For me, the coolest thing about love is how enormously we trust it when we find it—believing in it so completely with an all-in/nothing-can-move-us commitment. Our minds follow our hearts, take all the fear and uncertainty and swap it for a blind faith we didn’t even know we had. That is what I love about love.
When my daughter was 13, she told me in no uncertain terms that if she ever had a boyfriend he would be a “side dish”—direct quote—because she had too much to do in her life. Trust me, she came out of the womb this way. She arrived in the world with very precise ideas of what she wanted. And to my shock, she remained unwavering in all of them.

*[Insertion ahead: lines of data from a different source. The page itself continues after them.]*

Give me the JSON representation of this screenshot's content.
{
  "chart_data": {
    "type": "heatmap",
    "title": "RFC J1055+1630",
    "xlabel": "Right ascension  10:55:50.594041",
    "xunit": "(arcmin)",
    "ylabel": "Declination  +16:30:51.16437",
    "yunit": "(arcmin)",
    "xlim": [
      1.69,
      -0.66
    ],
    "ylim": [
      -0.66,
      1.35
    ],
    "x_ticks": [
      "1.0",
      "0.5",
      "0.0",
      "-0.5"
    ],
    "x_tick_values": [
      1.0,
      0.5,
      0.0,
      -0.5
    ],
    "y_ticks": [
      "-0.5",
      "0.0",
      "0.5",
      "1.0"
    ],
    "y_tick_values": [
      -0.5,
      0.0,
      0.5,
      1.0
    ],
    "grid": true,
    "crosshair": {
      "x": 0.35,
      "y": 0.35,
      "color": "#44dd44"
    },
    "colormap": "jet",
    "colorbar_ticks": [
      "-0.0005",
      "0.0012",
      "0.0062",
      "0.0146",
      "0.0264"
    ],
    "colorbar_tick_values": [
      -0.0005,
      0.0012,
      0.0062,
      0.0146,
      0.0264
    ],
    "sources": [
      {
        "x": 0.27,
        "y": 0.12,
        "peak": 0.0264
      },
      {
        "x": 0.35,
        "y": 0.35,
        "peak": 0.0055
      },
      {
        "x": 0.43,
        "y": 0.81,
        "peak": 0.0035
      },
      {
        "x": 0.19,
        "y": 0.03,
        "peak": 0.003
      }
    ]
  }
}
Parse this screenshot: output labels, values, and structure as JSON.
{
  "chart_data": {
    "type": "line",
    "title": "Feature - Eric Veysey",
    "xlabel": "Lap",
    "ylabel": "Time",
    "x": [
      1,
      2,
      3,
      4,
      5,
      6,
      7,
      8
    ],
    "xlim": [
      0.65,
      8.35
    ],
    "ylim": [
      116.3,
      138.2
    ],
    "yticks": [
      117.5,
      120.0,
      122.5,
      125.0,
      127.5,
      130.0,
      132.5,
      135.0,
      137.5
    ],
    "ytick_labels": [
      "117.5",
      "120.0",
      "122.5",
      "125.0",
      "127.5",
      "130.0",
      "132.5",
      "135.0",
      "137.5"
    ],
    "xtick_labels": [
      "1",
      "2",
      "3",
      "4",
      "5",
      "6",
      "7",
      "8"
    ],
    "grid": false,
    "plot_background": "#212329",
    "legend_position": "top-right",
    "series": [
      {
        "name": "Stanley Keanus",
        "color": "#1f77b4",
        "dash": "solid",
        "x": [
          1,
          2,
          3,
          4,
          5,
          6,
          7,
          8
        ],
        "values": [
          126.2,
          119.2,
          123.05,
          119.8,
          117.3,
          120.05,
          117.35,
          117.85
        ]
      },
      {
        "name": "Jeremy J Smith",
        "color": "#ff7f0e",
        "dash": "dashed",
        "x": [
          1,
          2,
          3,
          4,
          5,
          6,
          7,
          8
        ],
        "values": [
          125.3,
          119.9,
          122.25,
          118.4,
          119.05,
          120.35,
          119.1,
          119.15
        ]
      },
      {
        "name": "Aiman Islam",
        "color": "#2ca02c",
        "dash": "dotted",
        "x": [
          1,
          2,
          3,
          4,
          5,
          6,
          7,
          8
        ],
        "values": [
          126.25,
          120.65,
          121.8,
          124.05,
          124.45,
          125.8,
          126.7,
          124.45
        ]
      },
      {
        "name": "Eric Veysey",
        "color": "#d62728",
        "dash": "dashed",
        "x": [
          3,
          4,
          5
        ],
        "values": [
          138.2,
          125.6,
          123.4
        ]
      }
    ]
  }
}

It became incredibly clear that I didn’t have anything to do with her headstrong discipline when in preschool I caught her wincing in pain as she hung outside in the dark from a tree branch. When I asked what she was doing, she explained that she needed to practice hanging so she could be the first preschool girl to get all the way across the monkey bars. After she won the monkey bar ribbon, I began referring to her, in my head, as the alien. I’m kidding…but not really. Her younger brothers never shared even one iota of her life mentality; we all just looked on and watched. There was nothing that could knock this kid off her track, and not surprisingly, she stayed true to her “side dish” boyfriend mindset—until recently.
A couple months ago she called me from New York City, where she had moved for her first job. “Mom, listen, I’m not kidding, I’m in love. I mean really in love. He is the greatest person I’ve ever known.” I immediately think to myself, this doesn’t sound like a side dish.
She brought him home to LA, and I instantly saw what I’d experienced myself a long time ago. I saw the “nothing is going to move me, we’re a full-on team” between her and this great guy. The girl who only had time for a side dish is now all-in.
I remembered right then: This is how it all begins. We forget, because life happens. Kids are born, we work, we fight, we run the house, the family, the schedules, and eventually that very specific, all-encompassing love morphs into something else. Whether we’re content with the person we picked, or we divorce and start over or feel stuck in the rut of a seemingly loveless situation, most of us forget to remember that at some point, we were a team. We were once the couple who refused to do anything but make room to be together.
All of us battle in some way inside the relationships we have with the people we love—some more than others. But from what I’ve seen and heard, a solid, steadfast partnership is rare. If pushed, I imagine most of us would answer yes to wanting to be two people who root for each other, who know that beneath the challenges, the other person cares more than anyone else about who we are. The conflicts, the stuff that makes the road hard, will always be there. But it’s the team beneath that conquers the hurdles. The team is the bedrock that keeps it from toppling. And some part of us knows this, because it’s how it began a long time ago.
And isn’t it just like life to choose my daughter, the little alien, who thought love would be only a side dish, to innocently smack me over the head with the simple reminder that at its beginning and best, love is two people on the same team.